Überraschend viel Platz
Wir klopfen an. Die schwere Holztür öffnet sich, Lilian Kraft führt uns über die schmale Treppe in die erste Etage. Alles ist aus Holz, lichtdurchflutet, und überraschend geräumig. „Ich war selbst überrascht, wie viel Platz es hier oben gibt“, sagt sie mit einem Lächeln. Rechts eine gemütliche Leseecke mit Sessel, links die Küche mit integriertem Bad, dazwischen der Esstisch – mit unschlagbarem Ausblick: Von hier sieht man über die Dächer der Stadt bis weit ins Neckartal. „Gestern konnte ich die Blitze eines Gewitters beobachten – das war faszinierend“, erzählt sie.
Mit Einkaufstaschen die Treppen hinauf
Lilian Kraft hat in Siegen studiert und lebt normalerweise in Köln, im ersten Stock eines Altbaus. Jetzt genießt sie die Ruhe und das besondere Ambiente ihres Esslinger „Premium-Wohnsitzes“, um sich auf ihre Doktorarbeit zu konzentrieren. Jeder Tag sieht anders aus: Sie ist viel auf Streifzügen – mal in Archiven oder beim Fotografieren von Gebäuden. Danach verarbeitet sie das Material am Schreibtisch. Ihre Sorge, in Esslingen könne es langweilig werden, sei schnell verflogen: „Kulturell ist hier richtig viel los – von der Freilichtbühne über Führungen bis zum Festival und Kino oben auf der Burg.“ Aktuell wird direkt unter ihrem Fenster die Bühne aufgebaut. „Ich bekomme sogar ein Bändchen für den Backstage-Bereich – nicht, dass ich versehentlich als Groupie verhaftet werde“, scherzt sie. Ein besonderes Schauspiel bieten auch die Brautpaare, die sich im Burggarten fotografieren lassen: „Manchmal spielen sich da richtige Dramen ab“, sagt sie schmunzelnd. Auch beim Einkauf muss sie manchmal lachen – etwa, wenn sie sich im Supermarkt überschätzt hat und dann mit mehreren Tüten die endlosen Stufen zur Burg hinaufsteigt. „Da mache ich alle zehn Stufen Pause – und ernte neugierige Blicke.“ Nicht selten wird sie unterwegs gefragt, was sie da oben überhaupt macht. „Viele denken, die Hochwacht sei bloß ein Geräteschuppen oder so.“
Runter mit der Rettungsrutsche
Dabei hat das Häuschen Geschichte: Früher warnte ein Hochwächter von hier aus die Stadt vor nahenden Feinden. Auch das obere Stockwerk beeindruckt: Rechts das Büro mit großem Schreibtisch und Bücherregalen, links ein Doppelbett – mit Blick auf die Mülbergerstraße. Neben dem Fenster zum Burggarten steht ein merkwürdiger Kasten. An der Wand klebt eine Anleitung. „Das ist die Rettungsrutsche“, erklärt Lilian Kraft. Unter dem Deckel verbirgt sich eine schlauchartige Notfallrutsche, die 13 Meter in die Tiefe führt. „Ich musste das einmal üben – es ist nicht so schlimm, wie man denkt. Man kann die Geschwindigkeit selbst steuern.“ Notwendig ist das System, weil die Hochwacht komplett aus Holz besteht und es im Brandfall nur einen Ausgang gäbe.

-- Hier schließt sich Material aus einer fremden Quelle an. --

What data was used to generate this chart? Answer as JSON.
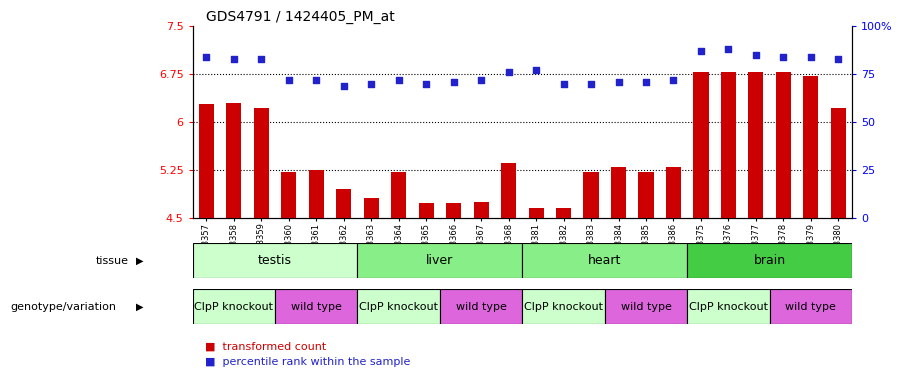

Bewerben bis 15. Dezember 2025
Nach fast drei Monaten fühlt sie sich bereits heimisch auf ihrer Burg. „Mir wird ganz schwer ums Herz, wenn ich an den Auszug Ende Oktober denke“, sagt sie. Ein kleiner Trost: Im Winter ist das Häuschen ohnehin nicht bewohnbar – es ist schlicht zu kalt, und beheizt werden kann es kaum. Kein Wunder: Als Teil der mittelalterlichen Befestigungsanlage hat die Hochwacht schon etliche Jahrhunderte überdauert.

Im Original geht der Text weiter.